God save us from economists and all their fellow travellers who think like that. Actually, she might have to, because the way this port debate is going, the Government sure isn't up for it.
It's a great shame all Government infrastructure projects are not assessed within a climate-change framework, but that will happen as the Climate Change Commission gets up to speed. Still, you might think the Ministry of Transport would already have been at least minimally alert to the issue.
Goff has praised the Sapere report for being full of "facts". What does that really mean? We've been drowning in facts about the port for years, and everyone picks the ones they like.
Goff and Twyford have both said the UNISC report was biased because it favoured the NZ First preference for Northport. Brown denies it.
Besides, the major predecessor to UNISC, the 2015 Port Future Study consensus working group, did not even consider Northport. It was biased in favour of keeping the port in or near Auckland.

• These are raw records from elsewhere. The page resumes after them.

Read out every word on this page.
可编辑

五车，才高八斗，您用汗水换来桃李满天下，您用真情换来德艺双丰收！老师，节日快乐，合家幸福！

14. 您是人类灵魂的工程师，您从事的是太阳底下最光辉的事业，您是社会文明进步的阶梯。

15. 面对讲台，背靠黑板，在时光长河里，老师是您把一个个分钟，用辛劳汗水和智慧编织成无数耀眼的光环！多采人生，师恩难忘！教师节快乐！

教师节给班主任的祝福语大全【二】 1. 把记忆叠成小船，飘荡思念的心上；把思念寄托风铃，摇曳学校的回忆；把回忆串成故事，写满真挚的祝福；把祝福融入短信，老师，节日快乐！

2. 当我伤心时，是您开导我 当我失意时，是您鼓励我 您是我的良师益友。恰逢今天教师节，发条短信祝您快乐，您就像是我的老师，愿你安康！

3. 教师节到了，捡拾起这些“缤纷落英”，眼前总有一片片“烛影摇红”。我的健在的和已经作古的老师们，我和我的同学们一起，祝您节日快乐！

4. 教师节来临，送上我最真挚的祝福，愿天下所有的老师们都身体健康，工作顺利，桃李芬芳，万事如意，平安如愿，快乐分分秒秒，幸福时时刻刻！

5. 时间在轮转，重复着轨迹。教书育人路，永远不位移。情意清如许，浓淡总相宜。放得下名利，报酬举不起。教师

Goff shares that bias today.
With infrastructure, a call for "facts" usually means a call for a "business case analysis" (BCA).
But if we really believed in BCAs, we'd build almost nothing. Intercity rail, cultural centres, sports stadiums, urban light rail, sewage and stormwater systems, dams and filtration plants and even most roads: as a rule, none of them have a good BCA.

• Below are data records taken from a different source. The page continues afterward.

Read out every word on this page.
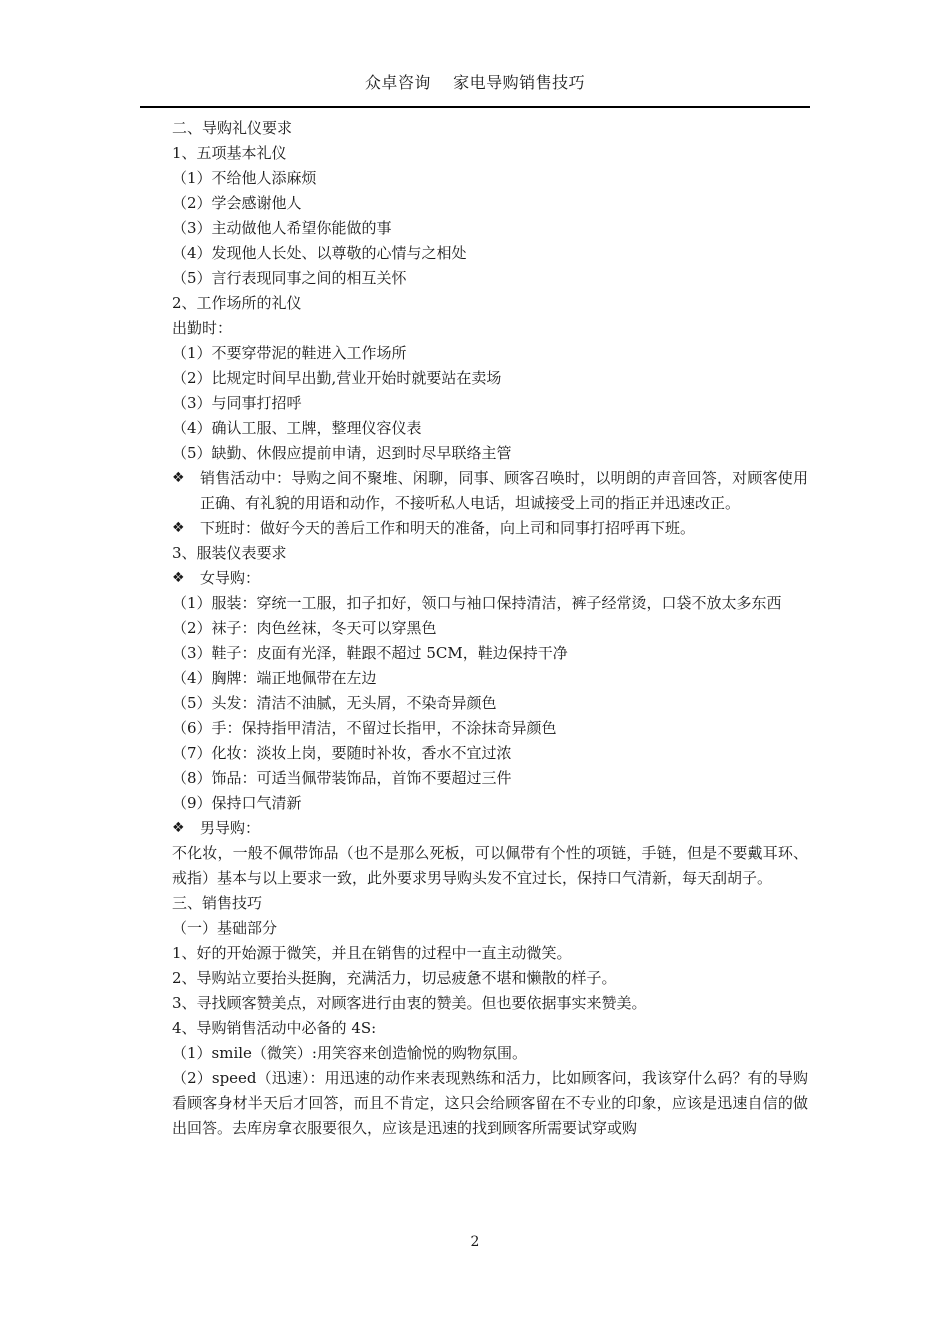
众卓咨询 家电导购销售技巧

二、导购礼仪要求

1、五项基本礼仪

（1）不给他人添麻烦

（2）学会感谢他人

（3）主动做他人希望你能做的事

（4）发现他人长处、以尊敬的心情与之相处

（5）言行表现同事之间的相互关怀

2、工作场所的礼仪

出勤时：

（1）不要穿带泥的鞋进入工作场所

（2）比规定时间早出勤,营业开始时就要站在卖场

（3）与同事打招呼

（4）确认工服、工牌，整理仪容仪表

（5）缺勤、休假应提前申请，迟到时尽早联络主管

❖	销售活动中：导购之间不聚堆、闲聊，同事、顾客召唤时，以明朗的声音回答，对顾客使用正确、有礼貌的用语和动作，不接听私人电话，坦诚接受上司的指正并迅速改正。
❖	下班时：做好今天的善后工作和明天的准备，向上司和同事打招呼再下班。

3、服装仪表要求

❖	女导购：

（1）服装：穿统一工服，扣子扣好，领口与袖口保持清洁，裤子经常烫，口袋不放太多东西

（2）袜子：肉色丝袜，冬天可以穿黑色

（3）鞋子：皮面有光泽，鞋跟不超过 5CM，鞋边保持干净

（4）胸牌：端正地佩带在左边

（5）头发：清洁不油腻，无头屑，不染奇异颜色

（6）手：保持指甲清洁，不留过长指甲，不涂抹奇异颜色

（7）化妆：淡妆上岗，要随时补妆，香水不宜过浓

（8）饰品：可适当佩带装饰品，首饰不要超过三件

（9）保持口气清新

❖	男导购：

不化妆，一般不佩带饰品（也不是那么死板，可以佩带有个性的项链，手链，但是不要戴耳环、戒指）基本与以上要求一致，此外要求男导购头发不宜过长，保持口气清新，每天刮胡子。

三、销售技巧

（一）基础部分

1、好的开始源于微笑，并且在销售的过程中一直主动微笑。

2、导购站立要抬头挺胸，充满活力，切忌疲惫不堪和懒散的样子。

3、寻找顾客赞美点，对顾客进行由衷的赞美。但也要依据事实来赞美。

4、导购销售活动中必备的 4S:

（1）smile（微笑）:用笑容来创造愉悦的购物氛围。

（2）speed（迅速）：用迅速的动作来表现熟练和活力，比如顾客问，我该穿什么码？有的导购看顾客身材半天后才回答，而且不肯定，这只会给顾客留在不专业的印象，应该是迅速自信的做出回答。去库房拿衣服要很久，应该是迅速的找到顾客所需要试穿或购

2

But we build them anyway, when we decide we want what they will give us: security, economic opportunity, recreation facilities, cultural growth, environmental benefits. Quality of life. We take a rounded view.
The Sapere report says the Auckland port has capacity on its site for another 30 years and we don't need to plan anything for another 10 to 15 years. That invites us not to address any of the problems we currently face with the port, including the lost opportunity costs of moving, of jump-starting regional growth in Northland and of rethinking our entire freight strategy.
When the UNISC report came out last year its proposal to shift the bulk of operations to Northport got the headlines, but its core recommendation was a plan to shift the bulk of freight haulage, over time, onto rail.
To enable this, a new "inland port" or freight hub was proposed for northwest Auckland, connected by rail to other freight depots in south Auckland and the Waikato, and to the ports and expanded provincial rail lines at Tauranga and Whangārei.
Critics say why take the port away from the population, it just adds cost. That would be the marginal cost of 200km of rail from Northport when you've just shipped the goods 5000 nautical miles from Shenzhen. Negligible.
Leaving the port where it is will add cost of all kinds, notably in the extra roading required by an ever-growing number of trucks.
Shifting freight haulage to rail, especially if it's electric, is the key to reducing congestion on the motorways and to having cleaner air and fewer carbon emissions. It's the future. Sapere recognised that rail use could grow, but didn't analyse it or assume it will happen.
Why are some politicians so opposed to shifting the port? It's become a football, kicked bad-temperedly between Labour and NZ First. There's also a powerful business lobby that likes things the way they are – although, tellingly, it does not include all freight companies. Ports of Auckland leads this lobby, although it is publicly owned and has no mandate to do so.
Mainly, though, it's too hard. Politicians have to be brave, far-sighted and stubborn to champion change on such a scale.
What do we really want out of this? Isn't it the same as with everything we do in the post-Covid rebuild? To build resilience and prosperity.
How we do that is what we should be debating. The Sapere report, and the MOT and its minister, have done their best to wrench us away from this kind of thinking altogether.